Given a set of points $(x_i, u_i), \; i = 1, \dots, n$ (for my application $n = 5$) one can construct an interpolating polynomial $$ P(x) = \sum_{i=1}^n u_i \ell_i(x), \quad \operatorname{deg} P = n - 1. $$ Let's consider the big stencil $S = \{x_1, x_2, \dots, x_n\}$ and the small (partial) stencil $S_i = \{x_i, x_{i+1}, \dots, x_{i+p}\}$ of $p+1$ consecutive points.

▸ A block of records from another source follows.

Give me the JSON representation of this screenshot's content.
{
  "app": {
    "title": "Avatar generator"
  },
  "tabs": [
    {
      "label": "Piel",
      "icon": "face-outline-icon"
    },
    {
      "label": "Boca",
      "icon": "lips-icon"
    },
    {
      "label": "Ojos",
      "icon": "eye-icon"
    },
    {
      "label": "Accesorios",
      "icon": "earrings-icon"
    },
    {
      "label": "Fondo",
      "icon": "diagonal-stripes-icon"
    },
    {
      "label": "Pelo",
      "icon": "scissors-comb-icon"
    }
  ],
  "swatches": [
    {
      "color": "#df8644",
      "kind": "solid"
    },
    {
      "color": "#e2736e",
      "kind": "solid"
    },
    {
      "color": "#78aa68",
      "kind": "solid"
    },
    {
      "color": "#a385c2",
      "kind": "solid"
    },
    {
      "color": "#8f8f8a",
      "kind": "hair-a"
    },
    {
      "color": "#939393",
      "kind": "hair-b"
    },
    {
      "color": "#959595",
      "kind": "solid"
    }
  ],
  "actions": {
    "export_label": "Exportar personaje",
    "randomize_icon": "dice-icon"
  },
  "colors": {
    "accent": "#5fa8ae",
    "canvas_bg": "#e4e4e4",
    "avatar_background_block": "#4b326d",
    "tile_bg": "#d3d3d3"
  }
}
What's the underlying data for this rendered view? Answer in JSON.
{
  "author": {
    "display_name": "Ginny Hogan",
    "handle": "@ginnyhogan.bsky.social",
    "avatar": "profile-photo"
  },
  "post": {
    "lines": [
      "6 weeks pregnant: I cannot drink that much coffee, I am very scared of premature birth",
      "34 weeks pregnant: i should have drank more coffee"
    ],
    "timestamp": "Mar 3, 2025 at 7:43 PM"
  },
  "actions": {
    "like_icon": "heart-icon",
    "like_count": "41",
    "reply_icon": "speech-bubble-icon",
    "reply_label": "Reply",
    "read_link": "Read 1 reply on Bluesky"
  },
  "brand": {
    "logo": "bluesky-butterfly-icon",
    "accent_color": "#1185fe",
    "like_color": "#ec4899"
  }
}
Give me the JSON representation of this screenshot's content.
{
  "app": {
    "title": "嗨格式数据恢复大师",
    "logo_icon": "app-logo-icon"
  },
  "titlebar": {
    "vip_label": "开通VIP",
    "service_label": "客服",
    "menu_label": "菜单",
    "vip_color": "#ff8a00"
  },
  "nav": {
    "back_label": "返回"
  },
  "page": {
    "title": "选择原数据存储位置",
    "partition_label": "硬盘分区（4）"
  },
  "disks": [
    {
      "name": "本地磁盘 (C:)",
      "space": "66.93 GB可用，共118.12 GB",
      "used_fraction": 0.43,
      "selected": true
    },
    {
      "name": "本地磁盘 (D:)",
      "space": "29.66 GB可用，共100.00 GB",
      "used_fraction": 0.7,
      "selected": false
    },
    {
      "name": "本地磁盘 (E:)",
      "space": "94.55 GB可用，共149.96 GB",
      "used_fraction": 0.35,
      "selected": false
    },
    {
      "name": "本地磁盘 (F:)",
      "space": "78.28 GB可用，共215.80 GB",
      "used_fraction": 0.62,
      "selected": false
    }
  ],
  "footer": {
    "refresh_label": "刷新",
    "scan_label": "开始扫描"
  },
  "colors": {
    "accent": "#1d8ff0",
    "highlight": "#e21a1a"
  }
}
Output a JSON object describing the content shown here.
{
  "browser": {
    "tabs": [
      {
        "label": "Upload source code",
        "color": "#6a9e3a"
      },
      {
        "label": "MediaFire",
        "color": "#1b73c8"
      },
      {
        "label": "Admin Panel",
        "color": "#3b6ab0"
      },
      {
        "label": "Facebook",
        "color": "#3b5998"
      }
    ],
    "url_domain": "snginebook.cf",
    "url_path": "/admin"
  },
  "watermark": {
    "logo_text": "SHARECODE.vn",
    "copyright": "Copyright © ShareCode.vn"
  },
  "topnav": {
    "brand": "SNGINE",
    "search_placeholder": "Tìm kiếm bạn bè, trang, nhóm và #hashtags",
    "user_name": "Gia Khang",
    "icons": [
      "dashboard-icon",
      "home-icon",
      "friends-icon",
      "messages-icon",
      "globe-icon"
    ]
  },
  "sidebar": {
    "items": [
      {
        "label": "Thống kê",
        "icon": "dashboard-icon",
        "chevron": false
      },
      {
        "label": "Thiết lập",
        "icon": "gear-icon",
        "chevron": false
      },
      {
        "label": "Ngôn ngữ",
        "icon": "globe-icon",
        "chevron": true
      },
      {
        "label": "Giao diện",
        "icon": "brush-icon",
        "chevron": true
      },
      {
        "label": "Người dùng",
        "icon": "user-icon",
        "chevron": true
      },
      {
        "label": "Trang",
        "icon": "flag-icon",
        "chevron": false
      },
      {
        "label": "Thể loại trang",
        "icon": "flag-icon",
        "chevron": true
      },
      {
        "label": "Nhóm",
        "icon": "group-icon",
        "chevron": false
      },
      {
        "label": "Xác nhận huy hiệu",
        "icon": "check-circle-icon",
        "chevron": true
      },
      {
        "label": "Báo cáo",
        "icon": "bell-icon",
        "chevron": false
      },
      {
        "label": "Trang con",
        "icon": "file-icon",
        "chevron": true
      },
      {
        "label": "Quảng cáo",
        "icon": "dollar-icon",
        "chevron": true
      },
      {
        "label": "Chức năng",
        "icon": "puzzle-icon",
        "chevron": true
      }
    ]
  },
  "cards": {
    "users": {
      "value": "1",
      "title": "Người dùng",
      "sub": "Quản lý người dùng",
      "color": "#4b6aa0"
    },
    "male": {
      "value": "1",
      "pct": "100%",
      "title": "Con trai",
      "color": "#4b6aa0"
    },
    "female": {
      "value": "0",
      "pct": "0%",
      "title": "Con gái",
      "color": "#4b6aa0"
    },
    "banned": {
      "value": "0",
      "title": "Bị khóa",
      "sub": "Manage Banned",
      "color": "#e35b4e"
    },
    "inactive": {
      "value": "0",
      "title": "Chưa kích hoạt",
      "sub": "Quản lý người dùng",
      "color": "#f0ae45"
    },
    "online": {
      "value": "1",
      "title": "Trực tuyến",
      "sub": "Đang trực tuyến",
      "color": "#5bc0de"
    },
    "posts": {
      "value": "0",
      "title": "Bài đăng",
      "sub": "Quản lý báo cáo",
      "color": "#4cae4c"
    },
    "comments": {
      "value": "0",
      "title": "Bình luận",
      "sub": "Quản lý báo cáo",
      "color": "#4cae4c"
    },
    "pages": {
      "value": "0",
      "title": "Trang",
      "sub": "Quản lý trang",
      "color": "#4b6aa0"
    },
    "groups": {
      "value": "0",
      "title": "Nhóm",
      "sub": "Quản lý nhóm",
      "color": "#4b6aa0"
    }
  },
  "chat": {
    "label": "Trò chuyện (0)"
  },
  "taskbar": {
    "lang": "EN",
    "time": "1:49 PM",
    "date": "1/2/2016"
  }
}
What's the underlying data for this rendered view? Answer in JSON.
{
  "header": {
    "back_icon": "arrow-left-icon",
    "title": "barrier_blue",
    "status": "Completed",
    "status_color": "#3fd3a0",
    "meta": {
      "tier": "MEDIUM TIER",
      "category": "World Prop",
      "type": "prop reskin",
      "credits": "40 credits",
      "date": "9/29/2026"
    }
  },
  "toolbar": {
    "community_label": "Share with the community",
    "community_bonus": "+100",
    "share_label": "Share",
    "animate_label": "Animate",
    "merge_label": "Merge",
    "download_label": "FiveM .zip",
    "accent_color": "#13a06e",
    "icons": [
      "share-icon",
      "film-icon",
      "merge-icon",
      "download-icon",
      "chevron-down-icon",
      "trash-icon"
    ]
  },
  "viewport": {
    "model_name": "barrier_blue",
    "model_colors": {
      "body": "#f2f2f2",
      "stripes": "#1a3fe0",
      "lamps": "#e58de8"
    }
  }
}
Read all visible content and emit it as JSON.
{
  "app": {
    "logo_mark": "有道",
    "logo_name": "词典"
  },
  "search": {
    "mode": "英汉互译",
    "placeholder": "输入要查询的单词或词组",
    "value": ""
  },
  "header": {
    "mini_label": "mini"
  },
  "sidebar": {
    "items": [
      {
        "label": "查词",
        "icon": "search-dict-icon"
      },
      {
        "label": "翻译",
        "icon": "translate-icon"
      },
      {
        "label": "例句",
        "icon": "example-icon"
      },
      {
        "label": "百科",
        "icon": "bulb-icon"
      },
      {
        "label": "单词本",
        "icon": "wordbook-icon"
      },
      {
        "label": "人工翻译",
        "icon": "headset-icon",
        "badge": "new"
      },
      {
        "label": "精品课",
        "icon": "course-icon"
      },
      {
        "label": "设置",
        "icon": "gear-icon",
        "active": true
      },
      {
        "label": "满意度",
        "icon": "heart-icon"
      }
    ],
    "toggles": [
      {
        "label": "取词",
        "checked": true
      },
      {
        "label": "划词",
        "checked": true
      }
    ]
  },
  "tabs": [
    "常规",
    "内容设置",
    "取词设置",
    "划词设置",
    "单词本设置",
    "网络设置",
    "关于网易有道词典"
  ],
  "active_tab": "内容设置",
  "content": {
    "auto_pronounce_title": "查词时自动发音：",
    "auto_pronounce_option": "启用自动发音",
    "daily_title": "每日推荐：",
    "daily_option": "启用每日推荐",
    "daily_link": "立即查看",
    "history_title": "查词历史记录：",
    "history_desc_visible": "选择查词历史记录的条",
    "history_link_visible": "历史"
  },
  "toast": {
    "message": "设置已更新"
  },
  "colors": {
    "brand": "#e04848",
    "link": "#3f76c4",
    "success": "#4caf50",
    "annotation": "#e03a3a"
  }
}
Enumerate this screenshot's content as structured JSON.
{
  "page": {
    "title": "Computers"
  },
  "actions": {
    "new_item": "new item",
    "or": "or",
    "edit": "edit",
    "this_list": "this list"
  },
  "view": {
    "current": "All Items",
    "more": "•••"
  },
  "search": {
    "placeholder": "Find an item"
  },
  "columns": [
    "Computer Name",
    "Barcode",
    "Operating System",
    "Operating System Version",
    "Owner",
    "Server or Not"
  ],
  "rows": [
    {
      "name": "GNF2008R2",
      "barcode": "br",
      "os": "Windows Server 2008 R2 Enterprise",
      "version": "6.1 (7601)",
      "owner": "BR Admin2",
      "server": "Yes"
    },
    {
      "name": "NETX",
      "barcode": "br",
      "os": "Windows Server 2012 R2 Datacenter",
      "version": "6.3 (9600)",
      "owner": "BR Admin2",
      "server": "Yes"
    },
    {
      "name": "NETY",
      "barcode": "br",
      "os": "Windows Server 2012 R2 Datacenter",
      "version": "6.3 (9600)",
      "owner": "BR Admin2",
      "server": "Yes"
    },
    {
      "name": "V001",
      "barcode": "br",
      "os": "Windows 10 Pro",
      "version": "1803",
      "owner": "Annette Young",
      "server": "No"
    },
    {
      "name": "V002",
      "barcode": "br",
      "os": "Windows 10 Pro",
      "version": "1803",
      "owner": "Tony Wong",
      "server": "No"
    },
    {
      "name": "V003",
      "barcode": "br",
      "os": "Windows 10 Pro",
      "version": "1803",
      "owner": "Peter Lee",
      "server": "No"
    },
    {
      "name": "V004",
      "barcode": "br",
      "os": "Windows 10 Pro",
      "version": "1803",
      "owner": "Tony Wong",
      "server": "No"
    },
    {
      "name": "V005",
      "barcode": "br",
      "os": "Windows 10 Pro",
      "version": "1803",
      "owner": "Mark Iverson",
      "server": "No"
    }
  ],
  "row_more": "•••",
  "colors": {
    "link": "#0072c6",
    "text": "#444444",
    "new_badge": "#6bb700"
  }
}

On each of those partial stencils one can also build an interpolating polynomial of degree $p$. Let's denote them by $ P_i(x), \; \operatorname{deg} P_i = p. $
It seems that $P(x)$ is expressible in terms of $P_i(x)$ and weighting functions $\gamma(x)$, depending only on $x_i$: $$ P(x) = \sum_{i = 1}^{n - p} \gamma_i(x) P_i(x). $$
For example, given the set of points $\left\{(-2, u_{-2}), (-1, u_{-1}), (0, u_0), (1, u_1), (2, u_2)\right\}$ $$ P_1(x) = \frac{1}{2} u_{-2} x (x+1)-u_{-1} x (x+2)+\frac{1}{2} u_0 (x+1) (x+2)\\ P_2(x) = u_0 \left(1-x^2\right)+\frac{1}{2} u_{-1} (x-1) x+\frac{1}{2} u_1 x (x+1)\\ P_3(x) = \frac{1}{2} u_0 (x-1)(x-2)-u_1 (x-2) x+\frac{1}{2} u_2 (x-1) x $$ corresponding weights are $$ \gamma_1(x) = \frac{(x-2)(x-1)}{12}\\ \gamma_2(x) = \frac{4-x^2}{6}\\ \gamma_3(x) = \frac{(x+2)(x+1)}{12}. $$ From now I've found the weights by solving a linear system, but I'm looking for a more intelligent way of finding the weighting polynomials.